No such thing as fixing code "on the fly”

Named one of FastCompany’s 10 Most Innovative Companies of 2022, Tonal follows a strict two-week sprint and deployment cadence that’s been in place since 2019 and hasn’t once deviated.

This level of consistency and predictability with releases translates well to their overall model of stability and consistently performant user experience. The thing about mobile, however, is that there’s no such thing as fixing code on-the-fly once it’s been deployed.

We need to rebuild the app for both Android and iOS platforms, submit it for review, which usually takes 24-48 hours, then we can release it to both Google Play and the App Store, and then we have to wait for users’ devices to automatically update, which can take up to another 3 days for critical adoption.

That’s why Max’s team holds their builds in QA and monitors them on the releases dashboard for about a week before deployment. Releases are standardized, with individual build numbers, and once they’ve passed QA the team declares the latest build number the “gold master,” ready to ship to production.

When a critical issue is identified with Sentry we’re generally able to fix it within 48 hours. The goal is that these issues never hit production.

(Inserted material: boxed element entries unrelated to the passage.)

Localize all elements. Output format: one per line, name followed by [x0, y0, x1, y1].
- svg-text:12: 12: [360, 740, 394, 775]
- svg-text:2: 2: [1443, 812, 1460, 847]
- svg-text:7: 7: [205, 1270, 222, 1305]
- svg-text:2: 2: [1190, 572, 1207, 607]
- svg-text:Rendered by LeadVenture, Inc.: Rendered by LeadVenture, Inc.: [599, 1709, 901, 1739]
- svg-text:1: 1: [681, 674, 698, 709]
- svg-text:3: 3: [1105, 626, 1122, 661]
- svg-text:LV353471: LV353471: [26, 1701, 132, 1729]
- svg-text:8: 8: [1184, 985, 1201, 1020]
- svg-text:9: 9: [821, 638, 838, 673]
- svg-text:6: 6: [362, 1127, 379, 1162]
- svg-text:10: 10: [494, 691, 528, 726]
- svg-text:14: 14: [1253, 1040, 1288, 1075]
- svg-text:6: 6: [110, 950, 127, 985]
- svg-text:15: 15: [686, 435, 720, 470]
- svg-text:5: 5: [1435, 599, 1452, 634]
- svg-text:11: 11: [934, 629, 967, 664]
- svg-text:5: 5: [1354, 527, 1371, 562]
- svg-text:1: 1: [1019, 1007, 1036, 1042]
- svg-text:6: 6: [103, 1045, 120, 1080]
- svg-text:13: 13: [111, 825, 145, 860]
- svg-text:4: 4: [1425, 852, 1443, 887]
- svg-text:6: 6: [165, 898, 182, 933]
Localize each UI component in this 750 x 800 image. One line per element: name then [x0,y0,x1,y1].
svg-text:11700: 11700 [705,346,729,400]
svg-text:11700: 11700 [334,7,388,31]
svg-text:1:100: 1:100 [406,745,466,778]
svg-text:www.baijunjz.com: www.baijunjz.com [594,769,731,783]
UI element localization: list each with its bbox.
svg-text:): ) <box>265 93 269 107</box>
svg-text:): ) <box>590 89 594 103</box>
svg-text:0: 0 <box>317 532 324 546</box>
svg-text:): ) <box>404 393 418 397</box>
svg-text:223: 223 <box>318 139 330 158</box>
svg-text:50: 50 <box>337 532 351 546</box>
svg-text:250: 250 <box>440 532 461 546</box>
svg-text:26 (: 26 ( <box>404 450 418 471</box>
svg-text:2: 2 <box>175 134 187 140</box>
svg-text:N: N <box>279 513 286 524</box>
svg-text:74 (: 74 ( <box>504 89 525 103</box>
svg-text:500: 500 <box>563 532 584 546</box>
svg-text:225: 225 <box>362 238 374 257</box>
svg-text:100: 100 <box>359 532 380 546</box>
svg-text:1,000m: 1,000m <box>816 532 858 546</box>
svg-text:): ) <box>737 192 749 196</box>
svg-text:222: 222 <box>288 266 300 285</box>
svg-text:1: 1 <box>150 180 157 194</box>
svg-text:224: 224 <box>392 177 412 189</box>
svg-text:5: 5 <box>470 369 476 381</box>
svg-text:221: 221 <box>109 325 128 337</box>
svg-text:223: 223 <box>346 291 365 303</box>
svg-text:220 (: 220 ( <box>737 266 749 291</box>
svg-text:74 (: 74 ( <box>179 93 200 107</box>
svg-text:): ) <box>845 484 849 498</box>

With a focus on platform stability, resilience, and user experience, Max’s team combines their development experience with custom Sentry solutions, giving them the ability to:

  • Proactively monitor for errors, with detailed context baked in

  • Prioritize those with a direct impact on platform stability and UX

  • Maintain a strict release schedule without sacrificing quality

  • Analyze in-app user behavior to speed up time to resolution and,

  • Maintain their competitive edge in a crowded market

Sentry helps us maintain platform stability and prevents us from shipping something that has a direct effect on our users. A good day for us is when we don’t have crashes… which is every day.